Predikat yang sama bisa terjadi di Euro 2020. Itu karena dua pertandingan Turki berikutnya berlangsung di Baku. Itu seperti tim ini memainkan pertandingan di Istanbul atau Ankara.

Catatan menunjukkan, lebih dari 20.000 penggemar Turki sudah melakukan perjalanan ke Baku. Selain itu, Turki juga akan dapat mengandalkan dukungan dari penduduk setempat. "Dua negara, satu bangsa" adalah slogan yang diluncurkan Menteri Luar Negeri Turki, Mevlut Cavusoglu, saat para pemain terbang ke Baku.

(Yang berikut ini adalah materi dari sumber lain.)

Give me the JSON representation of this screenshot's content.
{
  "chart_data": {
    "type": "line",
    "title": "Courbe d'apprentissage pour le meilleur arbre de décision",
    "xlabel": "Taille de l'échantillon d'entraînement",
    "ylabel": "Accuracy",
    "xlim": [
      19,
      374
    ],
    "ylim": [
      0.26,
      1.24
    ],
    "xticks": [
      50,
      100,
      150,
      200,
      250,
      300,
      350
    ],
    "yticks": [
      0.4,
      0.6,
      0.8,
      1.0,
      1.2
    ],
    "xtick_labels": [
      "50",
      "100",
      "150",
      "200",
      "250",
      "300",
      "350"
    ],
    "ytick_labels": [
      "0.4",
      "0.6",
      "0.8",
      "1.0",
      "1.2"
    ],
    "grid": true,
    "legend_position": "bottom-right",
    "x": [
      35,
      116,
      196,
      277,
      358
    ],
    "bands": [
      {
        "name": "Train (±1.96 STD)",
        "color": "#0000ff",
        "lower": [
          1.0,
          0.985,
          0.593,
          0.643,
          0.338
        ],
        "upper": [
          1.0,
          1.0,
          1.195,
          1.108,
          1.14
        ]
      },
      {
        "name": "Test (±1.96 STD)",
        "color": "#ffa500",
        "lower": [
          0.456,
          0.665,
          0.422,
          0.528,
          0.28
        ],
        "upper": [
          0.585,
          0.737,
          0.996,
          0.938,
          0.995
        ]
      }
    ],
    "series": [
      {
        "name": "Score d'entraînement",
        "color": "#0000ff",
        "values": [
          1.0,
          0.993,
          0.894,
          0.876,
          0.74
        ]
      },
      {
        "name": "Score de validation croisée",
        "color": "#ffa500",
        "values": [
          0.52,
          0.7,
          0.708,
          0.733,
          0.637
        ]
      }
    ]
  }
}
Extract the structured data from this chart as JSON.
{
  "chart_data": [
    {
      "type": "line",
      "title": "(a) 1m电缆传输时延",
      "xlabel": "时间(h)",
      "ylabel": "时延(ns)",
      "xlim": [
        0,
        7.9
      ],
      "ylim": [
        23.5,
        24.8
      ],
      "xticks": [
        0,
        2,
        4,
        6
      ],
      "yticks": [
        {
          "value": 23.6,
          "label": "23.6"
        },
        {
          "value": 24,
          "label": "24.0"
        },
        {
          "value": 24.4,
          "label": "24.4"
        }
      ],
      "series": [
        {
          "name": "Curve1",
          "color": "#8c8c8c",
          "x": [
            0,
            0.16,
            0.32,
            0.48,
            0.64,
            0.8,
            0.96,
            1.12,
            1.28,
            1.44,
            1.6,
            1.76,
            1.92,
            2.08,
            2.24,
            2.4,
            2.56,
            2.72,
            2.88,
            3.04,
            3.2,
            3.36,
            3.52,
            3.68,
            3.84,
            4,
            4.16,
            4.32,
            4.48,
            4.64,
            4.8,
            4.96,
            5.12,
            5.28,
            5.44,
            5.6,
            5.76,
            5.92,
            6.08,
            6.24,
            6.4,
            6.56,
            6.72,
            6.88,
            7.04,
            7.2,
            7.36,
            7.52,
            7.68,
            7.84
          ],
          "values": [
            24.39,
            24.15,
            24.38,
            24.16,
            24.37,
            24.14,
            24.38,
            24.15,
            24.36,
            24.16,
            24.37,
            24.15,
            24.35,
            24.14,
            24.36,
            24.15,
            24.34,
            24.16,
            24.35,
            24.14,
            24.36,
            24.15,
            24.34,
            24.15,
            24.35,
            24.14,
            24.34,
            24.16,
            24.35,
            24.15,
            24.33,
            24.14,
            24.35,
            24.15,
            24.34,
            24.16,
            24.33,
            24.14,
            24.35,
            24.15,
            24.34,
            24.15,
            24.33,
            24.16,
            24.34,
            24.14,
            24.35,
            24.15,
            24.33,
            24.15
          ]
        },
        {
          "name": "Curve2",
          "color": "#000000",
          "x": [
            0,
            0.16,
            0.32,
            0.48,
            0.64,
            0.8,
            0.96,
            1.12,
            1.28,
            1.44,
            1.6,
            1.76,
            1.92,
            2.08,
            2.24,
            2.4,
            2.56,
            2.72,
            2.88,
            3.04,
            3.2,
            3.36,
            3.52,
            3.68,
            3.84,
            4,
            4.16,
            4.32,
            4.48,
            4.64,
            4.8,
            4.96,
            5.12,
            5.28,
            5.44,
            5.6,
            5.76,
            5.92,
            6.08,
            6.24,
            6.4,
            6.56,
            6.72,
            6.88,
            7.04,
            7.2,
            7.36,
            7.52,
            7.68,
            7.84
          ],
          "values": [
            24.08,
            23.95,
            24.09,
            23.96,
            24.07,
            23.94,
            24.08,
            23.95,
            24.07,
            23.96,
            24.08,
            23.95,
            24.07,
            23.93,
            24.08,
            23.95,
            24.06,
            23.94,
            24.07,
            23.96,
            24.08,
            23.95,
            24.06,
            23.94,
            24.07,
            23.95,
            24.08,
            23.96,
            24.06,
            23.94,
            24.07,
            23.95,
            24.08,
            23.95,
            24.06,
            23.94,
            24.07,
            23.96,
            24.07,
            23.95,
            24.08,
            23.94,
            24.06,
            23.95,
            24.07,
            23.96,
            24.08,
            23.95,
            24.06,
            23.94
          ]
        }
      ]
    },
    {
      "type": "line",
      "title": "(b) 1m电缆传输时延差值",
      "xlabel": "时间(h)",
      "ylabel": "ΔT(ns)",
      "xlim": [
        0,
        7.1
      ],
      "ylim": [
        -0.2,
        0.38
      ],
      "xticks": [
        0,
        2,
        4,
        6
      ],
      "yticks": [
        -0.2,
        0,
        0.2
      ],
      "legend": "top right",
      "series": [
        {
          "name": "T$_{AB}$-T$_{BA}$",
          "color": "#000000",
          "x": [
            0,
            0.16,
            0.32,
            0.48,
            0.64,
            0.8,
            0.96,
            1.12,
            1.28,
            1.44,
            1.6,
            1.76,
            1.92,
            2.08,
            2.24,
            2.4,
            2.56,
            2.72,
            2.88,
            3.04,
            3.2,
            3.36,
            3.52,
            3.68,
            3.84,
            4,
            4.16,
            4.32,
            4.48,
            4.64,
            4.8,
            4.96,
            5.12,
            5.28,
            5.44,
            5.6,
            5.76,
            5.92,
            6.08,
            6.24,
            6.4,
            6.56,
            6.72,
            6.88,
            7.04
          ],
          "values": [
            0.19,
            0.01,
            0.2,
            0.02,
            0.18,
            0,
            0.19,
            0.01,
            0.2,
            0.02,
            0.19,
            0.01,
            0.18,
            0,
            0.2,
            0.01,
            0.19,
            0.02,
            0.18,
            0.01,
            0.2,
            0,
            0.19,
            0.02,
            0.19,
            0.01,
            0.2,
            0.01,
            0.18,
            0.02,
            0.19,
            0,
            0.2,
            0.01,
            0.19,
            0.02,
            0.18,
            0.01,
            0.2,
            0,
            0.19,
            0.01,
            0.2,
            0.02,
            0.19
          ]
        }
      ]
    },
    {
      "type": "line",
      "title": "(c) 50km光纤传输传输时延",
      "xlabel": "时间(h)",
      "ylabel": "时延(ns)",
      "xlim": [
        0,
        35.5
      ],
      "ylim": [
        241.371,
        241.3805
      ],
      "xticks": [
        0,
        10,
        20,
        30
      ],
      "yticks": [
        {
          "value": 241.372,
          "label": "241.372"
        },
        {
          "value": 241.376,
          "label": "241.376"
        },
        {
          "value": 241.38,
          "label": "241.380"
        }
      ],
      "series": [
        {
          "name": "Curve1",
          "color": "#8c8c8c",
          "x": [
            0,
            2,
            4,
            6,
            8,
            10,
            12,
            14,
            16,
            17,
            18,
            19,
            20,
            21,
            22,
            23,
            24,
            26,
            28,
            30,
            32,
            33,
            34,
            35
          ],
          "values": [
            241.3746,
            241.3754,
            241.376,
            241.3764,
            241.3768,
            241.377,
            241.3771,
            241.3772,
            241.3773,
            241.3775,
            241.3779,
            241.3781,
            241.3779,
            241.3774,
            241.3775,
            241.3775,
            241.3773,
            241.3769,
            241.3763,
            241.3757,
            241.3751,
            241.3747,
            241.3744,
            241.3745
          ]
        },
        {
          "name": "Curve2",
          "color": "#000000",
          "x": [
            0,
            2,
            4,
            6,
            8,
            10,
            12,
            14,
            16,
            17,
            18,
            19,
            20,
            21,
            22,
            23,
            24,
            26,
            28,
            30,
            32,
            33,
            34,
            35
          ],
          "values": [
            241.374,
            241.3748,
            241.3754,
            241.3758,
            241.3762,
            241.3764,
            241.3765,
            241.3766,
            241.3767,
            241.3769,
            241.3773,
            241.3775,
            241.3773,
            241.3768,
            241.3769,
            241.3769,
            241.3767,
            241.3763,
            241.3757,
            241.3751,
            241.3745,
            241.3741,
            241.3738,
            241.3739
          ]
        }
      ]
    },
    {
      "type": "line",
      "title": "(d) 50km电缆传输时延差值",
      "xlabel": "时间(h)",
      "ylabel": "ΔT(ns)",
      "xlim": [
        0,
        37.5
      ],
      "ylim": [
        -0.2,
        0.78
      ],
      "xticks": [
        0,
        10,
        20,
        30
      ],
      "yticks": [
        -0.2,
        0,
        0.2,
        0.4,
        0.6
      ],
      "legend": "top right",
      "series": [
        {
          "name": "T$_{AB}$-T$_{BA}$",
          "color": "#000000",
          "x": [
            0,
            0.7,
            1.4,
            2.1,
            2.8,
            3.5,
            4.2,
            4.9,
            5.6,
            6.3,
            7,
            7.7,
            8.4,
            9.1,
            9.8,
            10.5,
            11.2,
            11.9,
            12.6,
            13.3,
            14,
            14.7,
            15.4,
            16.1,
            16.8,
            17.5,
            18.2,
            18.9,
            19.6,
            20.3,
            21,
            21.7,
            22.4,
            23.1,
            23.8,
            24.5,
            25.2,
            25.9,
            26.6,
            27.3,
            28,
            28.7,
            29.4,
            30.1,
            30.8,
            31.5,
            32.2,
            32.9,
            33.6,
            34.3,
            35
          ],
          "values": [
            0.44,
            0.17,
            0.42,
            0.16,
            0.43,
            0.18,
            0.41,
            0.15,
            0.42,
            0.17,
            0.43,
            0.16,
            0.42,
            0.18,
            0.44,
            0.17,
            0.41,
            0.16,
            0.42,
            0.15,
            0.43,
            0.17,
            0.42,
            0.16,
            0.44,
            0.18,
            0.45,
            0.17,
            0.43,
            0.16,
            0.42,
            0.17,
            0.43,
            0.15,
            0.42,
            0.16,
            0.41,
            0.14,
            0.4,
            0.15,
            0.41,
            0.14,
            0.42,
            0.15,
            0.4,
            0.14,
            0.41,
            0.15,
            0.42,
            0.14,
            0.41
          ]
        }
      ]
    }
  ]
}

Berbicara kepada wartawan bersama dengan pejabat Turki, Rovnag Abdullayev, Presiden Asosiasi Sepakbola Azerbaijan (AFA), mengatakan bahwa dirinya berharap Turki memenangkan pertandingan di Baku dengan bantuan warga Azerbaijan di tribun. "Ini seperti kami mendukung timnas kami sendiri," ujar Abdullayev. 

Tapi, apakah itu akan cukup untuk melihat Turki bangkit dari Grup A dan mengalihkan perhatian dari ketidakpuasan oposisi dengan cara Erdogan memimpin di dalam negeri? Itu semua masih harus dilihat di lapangan. Kita tunggu dalam satu pekan ini!